Among amphibians, the ability to compensate for the effects of temperature on the locomotor system by thermal acclimation has only been reported in larvae of a single species of anuran. All other analyses have examined predominantly terrestrial adult life stages of amphibians and found no evidence of thermal acclimatory capacity. We examined the ability of both tadpoles and adults of the fully aquatic amphibian Xenopus laevis to acclimate their locomotor system to different temperatures. Tadpoles were acclimated to either 12 degrees C or 30 degrees C for 4 weeks and their burst swimming performance was assessed at four temperatures between 5 degrees C and 30 degrees C. Adult X. laevis were acclimated to either 10 degrees C or 25 degrees C for 6 weeks and their burst swimming performance and isolated muscle performance was determined at six temperatures between 5 degrees C and 30 degrees C. Maximum swimming performance of cold-acclimated X. laevis tadpoles was greater at cool temperatures and lower at the highest temperature in comparison with the warm-acclimated animals. At the test temperature of 12 degrees C, maximum swimming velocity of tadpoles acclimated to 12 degrees C was 38% higher than the 30 degrees C-acclimation group, while at 30 degrees C, maximum swimming velocity of the 30 degrees C-acclimation group was 41% faster than the 12 degrees C-acclimation group. Maximum swimming performance of adult X. laevis acclimated to 10 degrees C was also higher at the lower temperatures than the 25 degrees C acclimated animals, but there was no difference between the treatment groups at higher temperatures. When tested at 10 degrees C, maximum swimming velocity of the 10 degrees C-acclimation group was 67% faster than the 25 degrees C group. Isolated gastrocnemius muscle fibres from adult X. laevis acclimated to 10 degrees C produced higher relative tetanic tensions and decreased relaxation times at 10 degrees C in comparison with animals acclimated to 25 degrees C. This is only the second species of amphibian, and the first adult life stage, reported to have the capacity to thermally acclimate locomotor performance.

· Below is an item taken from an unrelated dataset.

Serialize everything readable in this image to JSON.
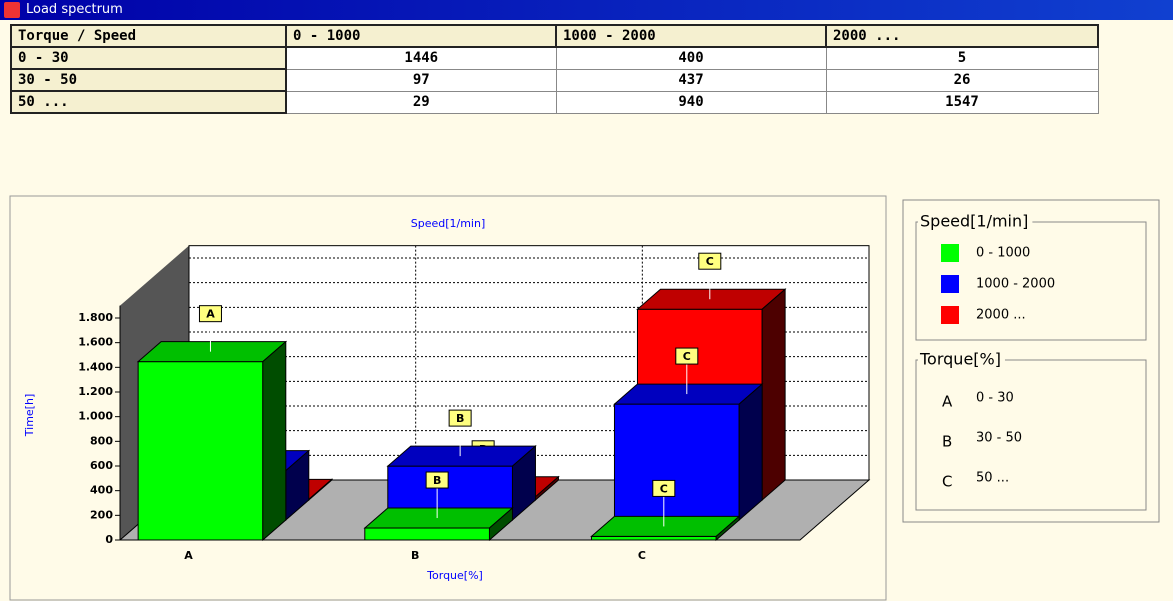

在两栖动物中,通过热驯化来补偿温度对运动系统影响的能力仅在一种无尾目动物的幼体中被报道过。所有其他分析主要研究的是两栖动物的陆生成年阶段,并未发现热驯化能力的证据。我们研究了完全水生的非洲爪蟾幼体和成体使运动系统适应不同温度的能力。将幼体分别在12摄氏度或30摄氏度下驯化4周,并在5摄氏度至30摄氏度之间的四个温度下评估它们的爆发式游泳表现。将成年非洲爪蟾分别在10摄氏度或25摄氏度下驯化6周,并在5摄氏度至30摄氏度之间的六个温度下测定它们的爆发式游泳表现和离体肌肉表现。与温暖驯化的动物相比,冷驯化的非洲爪蟾幼体在低温时的最大游泳表现更好,在最高温度时则更低。在12摄氏度的测试温度下,适应12摄氏度的幼体的最大游泳速度比适应30摄氏度的组高38%,而在30摄氏度时,适应30摄氏度的组的最大游泳速度比适应12摄氏度的组快41%。适应10摄氏度的成年非洲爪蟾在较低温度下的最大游泳表现也比适应25摄氏度的动物高,但在较高温度下,处理组之间没有差异。在10摄氏度测试时,适应10摄氏度的组的最大游泳速度比25摄氏度组快67%。与适应25摄氏度的动物相比,适应10摄氏度的成年非洲爪蟾的离体腓肠肌纤维在10摄氏度时产生更高的相对强直张力并缩短了舒张时间。这是被报道具有热驯化运动表现能力的第二种两栖动物,也是第一个成年阶段。